Is there somewhere where the various elements of car locating is discussed? Possibly where certain scenarios that are particularly challenging are discussed


----------



## T-Man (May 16, 2008)

I usually start a problem by stating I want to do "this"

I let it be known I have Lionel Post War table. 

What type of setup do you wish to detect trains on track?


----------



## yellow_cad (Dec 21, 2017)

I intentionally kept it generic as exercises in placing cars from a consist at various locations seems to be similar in any scale and with any size of shape of layout. I've seen it done at train shows with a couple of lines and a few turnouts in the space of 6" X 2'. I would imagine that the complexity could grow with additional space and locations to spot a car.


----------



## J.C. (Dec 24, 2016)

do you mean something like a slaughter house stock cars in refers out ?


----------



## 1905dave (Sep 18, 2016)

Are you wanting to know what cars go to or what commodities are used by industries or are you asking how do you organize the movement of cars between industries?


----------



## DonR (Oct 18, 2012)

Switching for many of us is the very essence of
model railroading. In addition to the enjoyment
of running the trains, switching offers challenges.

You have a spur that requires that your loco push a car
in forward...but the car is behind the loco...you need
a passing (or runaround) siding to get the loco in
the right position...

You wish to spot at car at the scrap yard but there is
a tanker at the oil distributor blocking your way...
How do you get the job done with as few moves
as possible?

Use your search engine for model railroad switching
operations...there are many videos on Youtube for
switchers.

To get the most from a switching operation I use
car cards, one for each car on the layout. It identifies
the car by type, roadname and other descriptors. I prepare
for a switching operation by preselecting which cars
to include. I attach
a 'post it' note to each car card that says where to pick up car and what to do with it. This system makes your switching
session more purposeful...more like real railroading. And
if you have a 'brakeman' (son or buddy) out there to do the uncoupling it can be even more fun.

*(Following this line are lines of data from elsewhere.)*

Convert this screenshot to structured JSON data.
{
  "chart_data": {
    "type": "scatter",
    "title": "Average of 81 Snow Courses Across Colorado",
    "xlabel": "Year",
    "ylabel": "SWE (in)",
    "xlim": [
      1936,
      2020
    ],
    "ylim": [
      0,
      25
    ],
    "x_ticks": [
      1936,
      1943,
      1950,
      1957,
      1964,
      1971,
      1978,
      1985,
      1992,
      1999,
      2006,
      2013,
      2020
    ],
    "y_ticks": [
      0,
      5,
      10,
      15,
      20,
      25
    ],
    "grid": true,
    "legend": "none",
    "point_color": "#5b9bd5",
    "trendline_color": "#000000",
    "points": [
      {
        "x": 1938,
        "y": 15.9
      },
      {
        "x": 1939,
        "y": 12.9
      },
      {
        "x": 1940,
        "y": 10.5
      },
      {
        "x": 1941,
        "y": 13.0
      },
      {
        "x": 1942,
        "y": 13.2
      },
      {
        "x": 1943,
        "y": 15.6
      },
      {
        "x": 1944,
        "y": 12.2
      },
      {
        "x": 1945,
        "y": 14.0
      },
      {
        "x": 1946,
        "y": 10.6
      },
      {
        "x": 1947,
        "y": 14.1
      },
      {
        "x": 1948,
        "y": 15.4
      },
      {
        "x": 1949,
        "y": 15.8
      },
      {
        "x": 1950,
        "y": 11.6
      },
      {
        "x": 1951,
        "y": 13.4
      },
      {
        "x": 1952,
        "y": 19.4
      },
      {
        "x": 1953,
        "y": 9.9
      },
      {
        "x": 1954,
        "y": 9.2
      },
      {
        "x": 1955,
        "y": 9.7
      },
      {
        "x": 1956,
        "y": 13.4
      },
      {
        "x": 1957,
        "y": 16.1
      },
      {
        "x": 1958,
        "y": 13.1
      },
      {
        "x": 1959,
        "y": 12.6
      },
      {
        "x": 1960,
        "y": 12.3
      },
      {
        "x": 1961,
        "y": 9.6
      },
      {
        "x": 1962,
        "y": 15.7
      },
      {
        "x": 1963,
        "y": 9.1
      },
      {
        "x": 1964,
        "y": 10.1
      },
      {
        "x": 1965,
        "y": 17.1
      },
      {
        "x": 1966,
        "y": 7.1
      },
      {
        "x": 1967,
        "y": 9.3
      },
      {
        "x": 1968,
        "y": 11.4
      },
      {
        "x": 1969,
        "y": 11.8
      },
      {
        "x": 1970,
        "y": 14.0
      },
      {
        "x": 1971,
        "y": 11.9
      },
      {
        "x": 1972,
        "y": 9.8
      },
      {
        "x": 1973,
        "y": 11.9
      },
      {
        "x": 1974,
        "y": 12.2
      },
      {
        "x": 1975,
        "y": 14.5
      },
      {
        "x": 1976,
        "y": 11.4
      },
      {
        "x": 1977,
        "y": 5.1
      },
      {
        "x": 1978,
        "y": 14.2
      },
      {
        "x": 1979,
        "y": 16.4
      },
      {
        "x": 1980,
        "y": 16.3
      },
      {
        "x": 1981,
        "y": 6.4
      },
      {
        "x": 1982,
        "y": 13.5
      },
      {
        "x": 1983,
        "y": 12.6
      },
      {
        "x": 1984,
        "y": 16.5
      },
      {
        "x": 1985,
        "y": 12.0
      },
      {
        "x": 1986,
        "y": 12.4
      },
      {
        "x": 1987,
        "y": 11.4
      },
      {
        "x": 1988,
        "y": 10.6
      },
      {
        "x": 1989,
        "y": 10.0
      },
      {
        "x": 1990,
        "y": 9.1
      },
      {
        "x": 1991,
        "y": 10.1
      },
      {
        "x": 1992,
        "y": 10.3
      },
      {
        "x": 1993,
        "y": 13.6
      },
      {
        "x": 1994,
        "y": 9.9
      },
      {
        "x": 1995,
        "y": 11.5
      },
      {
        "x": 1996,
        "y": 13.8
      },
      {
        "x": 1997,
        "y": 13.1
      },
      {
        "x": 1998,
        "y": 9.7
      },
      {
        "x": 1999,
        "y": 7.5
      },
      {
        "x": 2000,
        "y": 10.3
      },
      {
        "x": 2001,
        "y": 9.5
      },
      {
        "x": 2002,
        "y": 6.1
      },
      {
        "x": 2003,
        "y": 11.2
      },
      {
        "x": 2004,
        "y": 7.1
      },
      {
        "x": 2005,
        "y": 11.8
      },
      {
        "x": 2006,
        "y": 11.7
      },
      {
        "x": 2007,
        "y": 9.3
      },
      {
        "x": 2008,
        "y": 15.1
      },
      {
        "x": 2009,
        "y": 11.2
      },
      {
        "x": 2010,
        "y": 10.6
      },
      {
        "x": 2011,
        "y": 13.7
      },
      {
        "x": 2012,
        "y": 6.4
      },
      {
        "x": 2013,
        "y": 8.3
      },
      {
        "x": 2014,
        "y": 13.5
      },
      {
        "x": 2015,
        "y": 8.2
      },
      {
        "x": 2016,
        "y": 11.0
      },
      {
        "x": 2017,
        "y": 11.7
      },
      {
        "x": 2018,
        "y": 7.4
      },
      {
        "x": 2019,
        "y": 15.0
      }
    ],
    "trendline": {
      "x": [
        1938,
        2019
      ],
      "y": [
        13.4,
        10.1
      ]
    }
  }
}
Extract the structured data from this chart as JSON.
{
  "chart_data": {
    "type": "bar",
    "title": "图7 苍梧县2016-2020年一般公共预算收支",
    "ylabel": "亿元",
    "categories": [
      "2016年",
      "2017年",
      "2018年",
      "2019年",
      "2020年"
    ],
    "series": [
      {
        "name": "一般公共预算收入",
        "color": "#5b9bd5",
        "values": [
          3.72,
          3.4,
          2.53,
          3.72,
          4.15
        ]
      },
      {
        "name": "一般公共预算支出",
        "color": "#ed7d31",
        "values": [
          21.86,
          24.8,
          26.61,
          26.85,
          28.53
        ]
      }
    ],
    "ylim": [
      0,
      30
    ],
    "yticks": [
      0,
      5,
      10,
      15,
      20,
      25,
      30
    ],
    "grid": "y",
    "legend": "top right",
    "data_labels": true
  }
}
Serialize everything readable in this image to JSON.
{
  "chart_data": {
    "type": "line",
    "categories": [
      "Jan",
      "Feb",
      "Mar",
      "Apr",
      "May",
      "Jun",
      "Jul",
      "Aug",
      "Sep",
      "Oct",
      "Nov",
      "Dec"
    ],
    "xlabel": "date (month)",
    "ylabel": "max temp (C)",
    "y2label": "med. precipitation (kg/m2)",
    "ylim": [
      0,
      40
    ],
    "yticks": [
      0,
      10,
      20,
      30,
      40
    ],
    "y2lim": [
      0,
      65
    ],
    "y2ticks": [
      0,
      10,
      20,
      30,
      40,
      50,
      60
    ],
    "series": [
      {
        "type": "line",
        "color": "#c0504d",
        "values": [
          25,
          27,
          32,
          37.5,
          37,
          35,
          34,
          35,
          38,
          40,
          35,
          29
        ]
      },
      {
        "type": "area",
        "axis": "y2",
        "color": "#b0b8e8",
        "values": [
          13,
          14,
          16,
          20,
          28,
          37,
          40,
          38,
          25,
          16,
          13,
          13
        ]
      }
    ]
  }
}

But the most important factor of all is the design
of your layout that can accomodate switching...it should
have a yard with several tracks and a number of
spurs for small industries. There are many such
ideas in the Layout design forum.

I know this post is all generalities but does it answer your original questions?

Don


----------



## yellow_cad (Dec 21, 2017)

Thanks Don. Yes, it does answer my original question. I struggled a little bit with terminology to get my question across, but thanks for understanding it and giving me a great response. I found one appropriate video on youtube, but again I'll change my terminology and see what I can find.


----------